What if you’re Tommy/Tomás but you never meet the Izzie/Isabella who gives your discoveries meaning, or gives you the drive to make them in the first place? What if you’re the Izzie who sees what the discovery will mean, or why the sacrifice is necessary, but you never meet the one who has to take it on, the one you’d inspire? Or you never get anyone who will listen and love and support you enough so that you have the strength to arrive at the insight in the first place? What are the consequences for you and everyone else then?
One thinks: I was meant to have someone love me that much. I need that person, someone my own work can inspire and who can inspire me, who would do for me what really needs doing for the greater good so that I, too, can work for the greater good in my own way. I’m an analyst: I see how things are. I understand that kind of passion, that degree of devotion. I need it to fuel what I must do; and what I do best is think, then communicate. Provocative productive thinking takes a lot of mental and emotional energy; so does survival. Sometimes, you have just enough energy for one and not enough for the other. Not if you’re alone. But if there were two of you, together ...

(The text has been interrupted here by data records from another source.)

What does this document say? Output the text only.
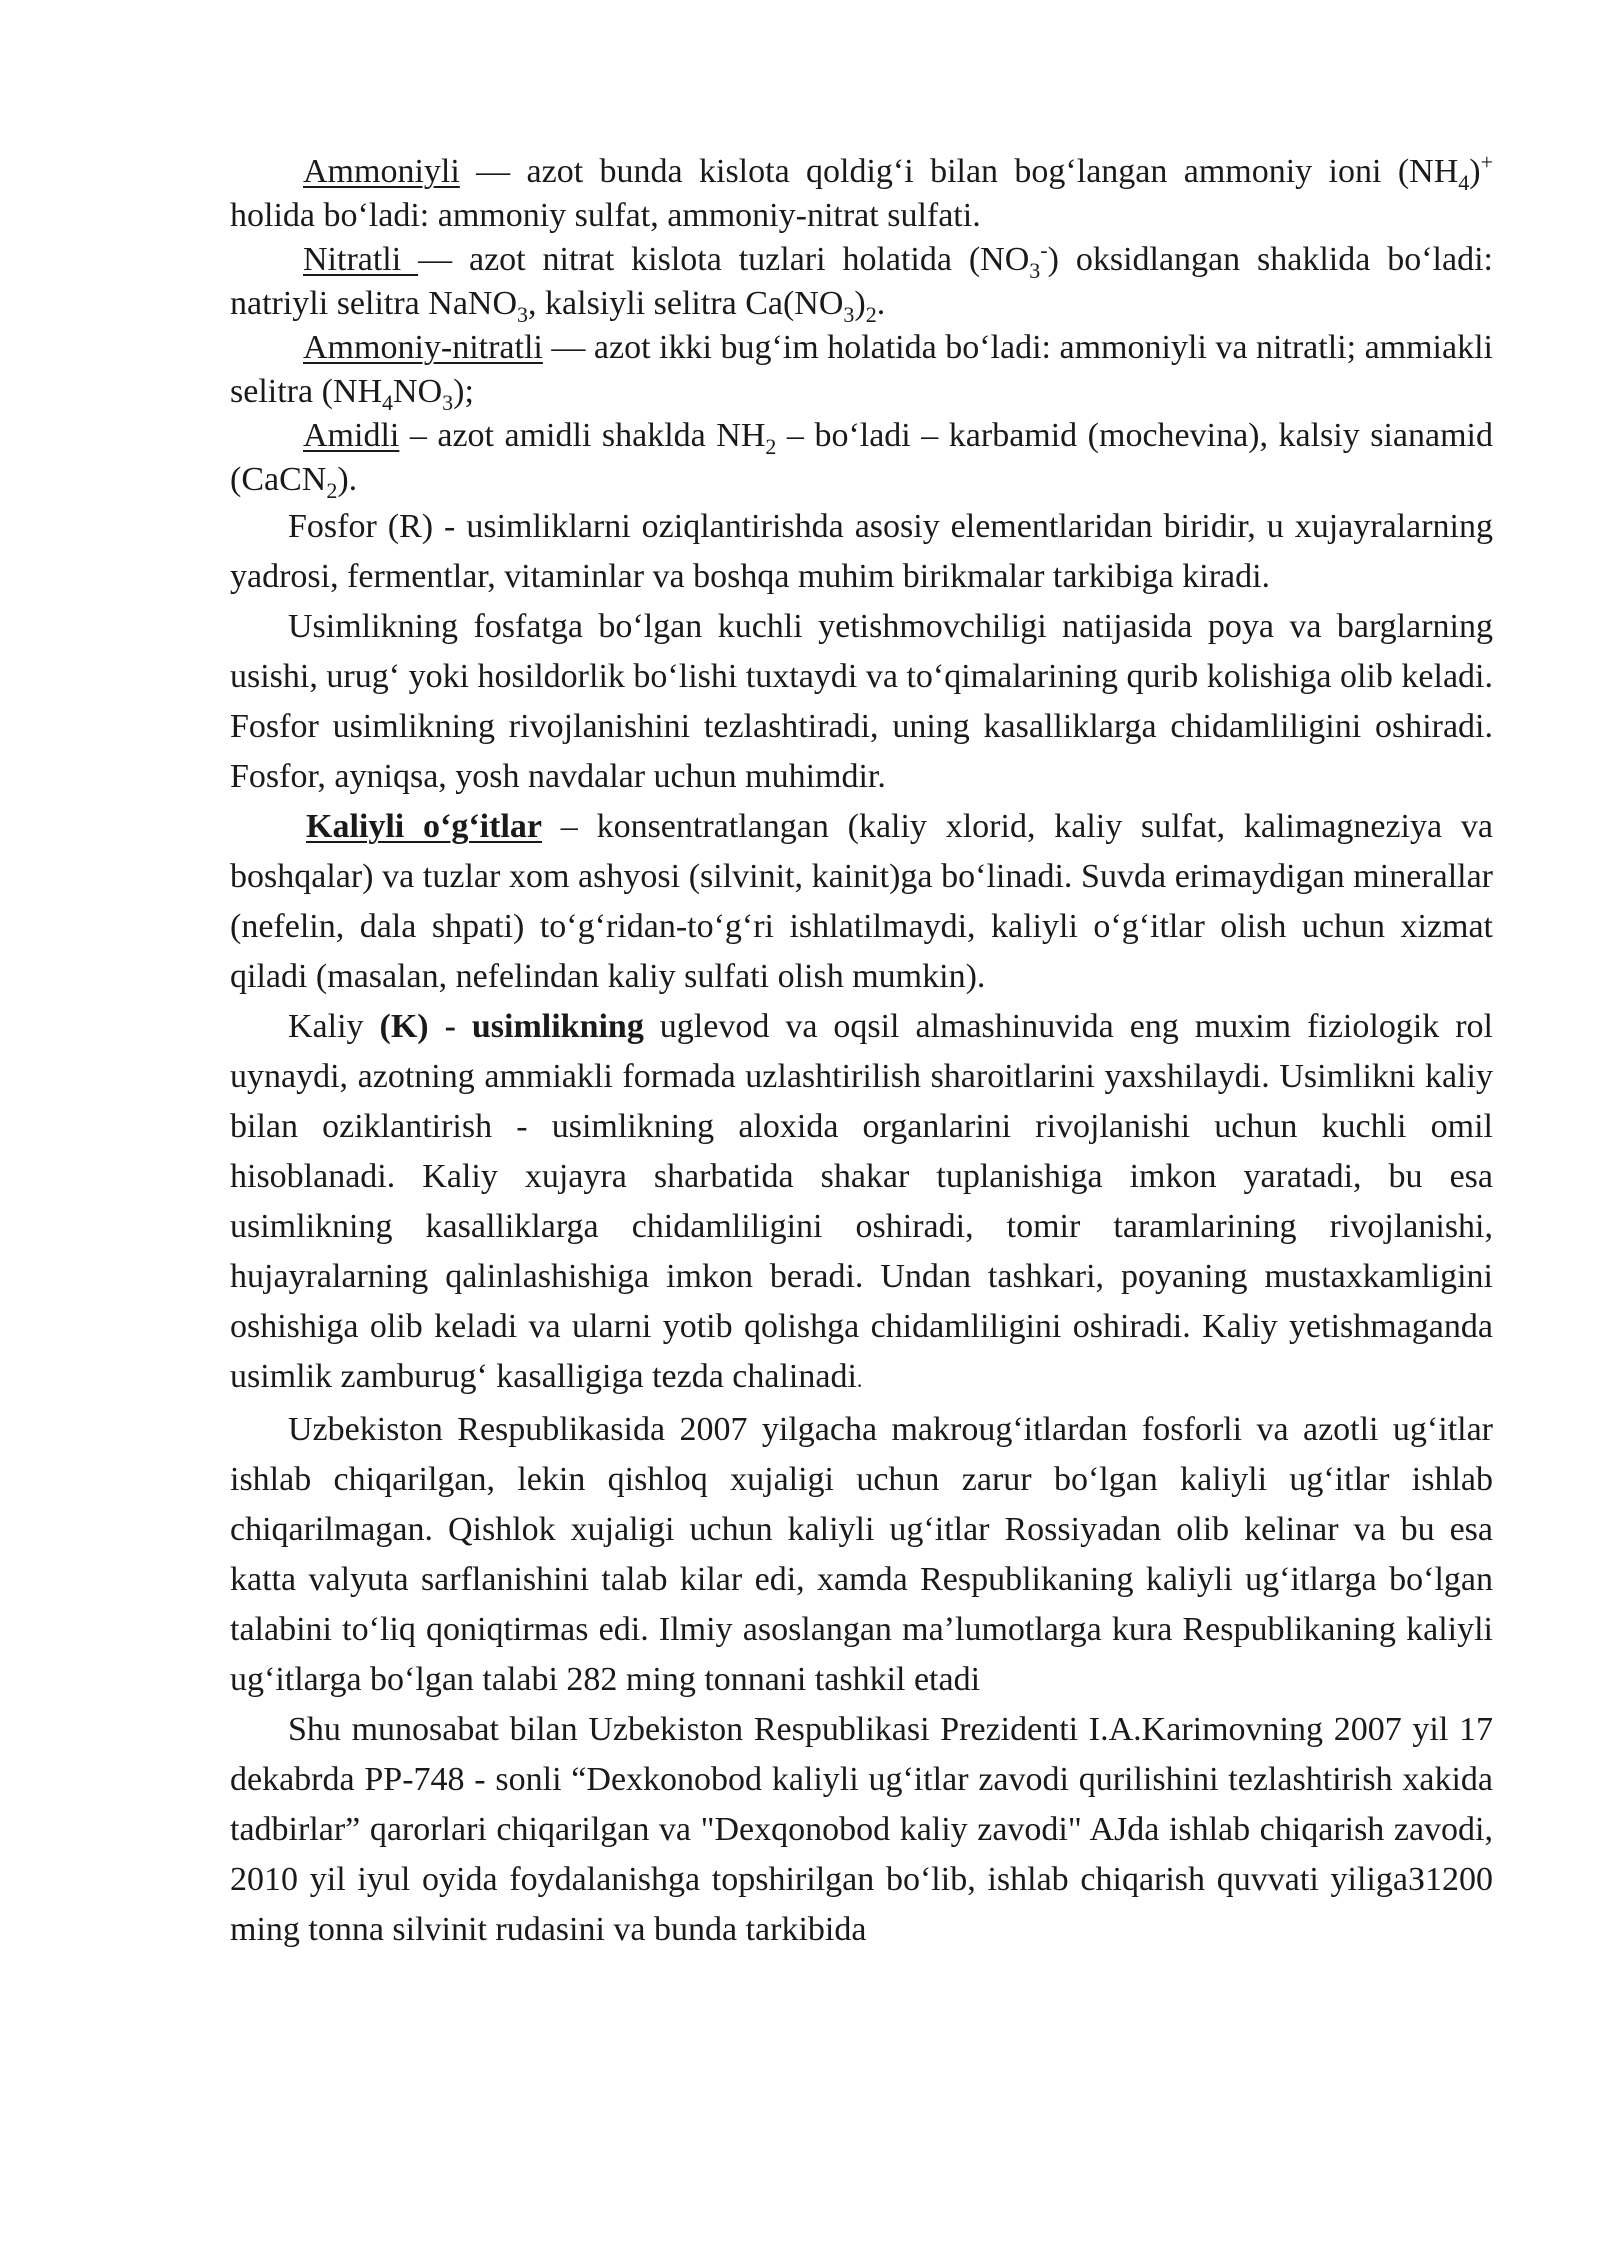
Ammoniyli — azot bunda kislota qoldigʻi bilan bogʻlangan ammoniy ioni $(NH_4)^+$ holida boʻladi: ammoniy sulfat, ammoniy-nitrat sulfati.

Nitratli — azot nitrat kislota tuzlari holatida $(NO_3^-)$ oksidlangan shaklida boʻladi: natriyli selitra NaNO$_3$, kalsiyli selitra $Ca(NO_3)_2$.

Ammoniy-nitratli — azot ikki bugʻim holatida boʻladi: ammoniyli va nitratli; ammiakli selitra $(NH_4NO_3)$;

Amidli – azot amidli shaklda $NH_2$ – boʻladi – karbamid (mochevina), kalsiy sianamid (CaCN$_2$).

Fosfor (R) - usimliklarni oziqlantirishda asosiy elementlaridan biridir, u xujayralarning yadrosi, fermentlar, vitaminlar va boshqa muhim birikmalar tarkibiga kiradi.

Usimlikning fosfatga boʻlgan kuchli yetishmovchiligi natijasida poya va barglarning usishi, urugʻ yoki hosildorlik boʻlishi tuxtaydi va toʻqimalarining qurib kolishiga olib keladi. Fosfor usimlikning rivojlanishini tezlashtiradi, uning kasalliklarga chidamliligini oshiradi. Fosfor, ayniqsa, yosh navdalar uchun muhimdir.

Kaliyli oʻgʻitlar – konsentratlangan (kaliy xlorid, kaliy sulfat, kalimagneziya va boshqalar) va tuzlar xom ashyosi (silvinit, kainit)ga boʻlinadi. Suvda erimaydigan minerallar (nefelin, dala shpati) toʻgʻridan-toʻgʻri ishlatilmaydi, kaliyli oʻgʻitlar olish uchun xizmat qiladi (masalan, nefelindan kaliy sulfati olish mumkin).

Kaliy (K) - usimlikning uglevod va oqsil almashinuvida eng muxim fiziologik rol uynaydi, azotning ammiakli formada uzlashtirilish sharoitlarini yaxshilaydi. Usimlikni kaliy bilan oziklantirish - usimlikning aloxida organlarini rivojlanishi uchun kuchli omil hisoblanadi. Kaliy xujayra sharbatida shakar tuplanishiga imkon yaratadi, bu esa usimlikning kasalliklarga chidamliligini oshiradi, tomir taramlarining rivojlanishi, hujayralarning qalinlashishiga imkon beradi. Undan tashkari, poyaning mustaxkamligini oshishiga olib keladi va ularni yotib qolishga chidamliligini oshiradi. Kaliy yetishmaganda usimlik zamburugʻ kasalligiga tezda chalinadi.

Uzbekiston Respublikasida 2007 yilgacha makrougʻitlardan fosforli va azotli ugʻitlar ishlab chiqarilgan, lekin qishloq xujaligi uchun zarur boʻlgan kaliyli ugʻitlar ishlab chiqarilmagan. Qishlok xujaligi uchun kaliyli ugʻitlar Rossiyadan olib kelinar va bu esa katta valyuta sarflanishini talab kilar edi, xamda Respublikaning kaliyli ugʻitlarga boʻlgan talabini toʻliq qoniqtirmas edi. Ilmiy asoslangan maʼlumotlarga kura Respublikaning kaliyli ugʻitlarga boʻlgan talabi 282 ming tonnani tashkil etadi

Shu munosabat bilan Uzbekiston Respublikasi Prezidenti I.A.Karimovning 2007 yil 17 dekabrda PP-748 - sonli “Dexkonobod kaliyli ugʻitlar zavodi qurilishini tezlashtirish xakida tadbirlar” qarorlari chiqarilgan va "Dexqonobod kaliy zavodi" AJda ishlab chiqarish zavodi, 2010 yil iyul oyida foydalanishga topshirilgan boʻlib, ishlab chiqarish quvvati yiligaЗ1200 ming tonna silvinit rudasini va bunda tarkibida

One thinks further: I need someone to love me that much, so that I can do what I was meant to in the meager time alotted. I need that support system. But he hasn’t shown up. My Thomas/Tommy/Tomás is nowhere to be seen, and time is running short. I can invent him, but I cannot make him real — Nature, fate, or the cosmos must do that. What are the consequences if he never appears? If one parallel life fails, do the others simultaneously fail as well? Can I still fix my own timeline at this stage? Would it be enough for him to appear in just one of these simultaneous lives, or must he be there in all of them? What would it take to get him to show up now, if only in this life? And what would I have to give up, in payment?
You’ll want to see this film again. It will imprint itself upon you and lodge in the mind, lingering. You’ll be disturbed yet drawn to all the questions. And seeing it again will be its own reward. That is Aronovsky’s triumph.
I hope he laughs all the way to the bank and never has to make another studio film again.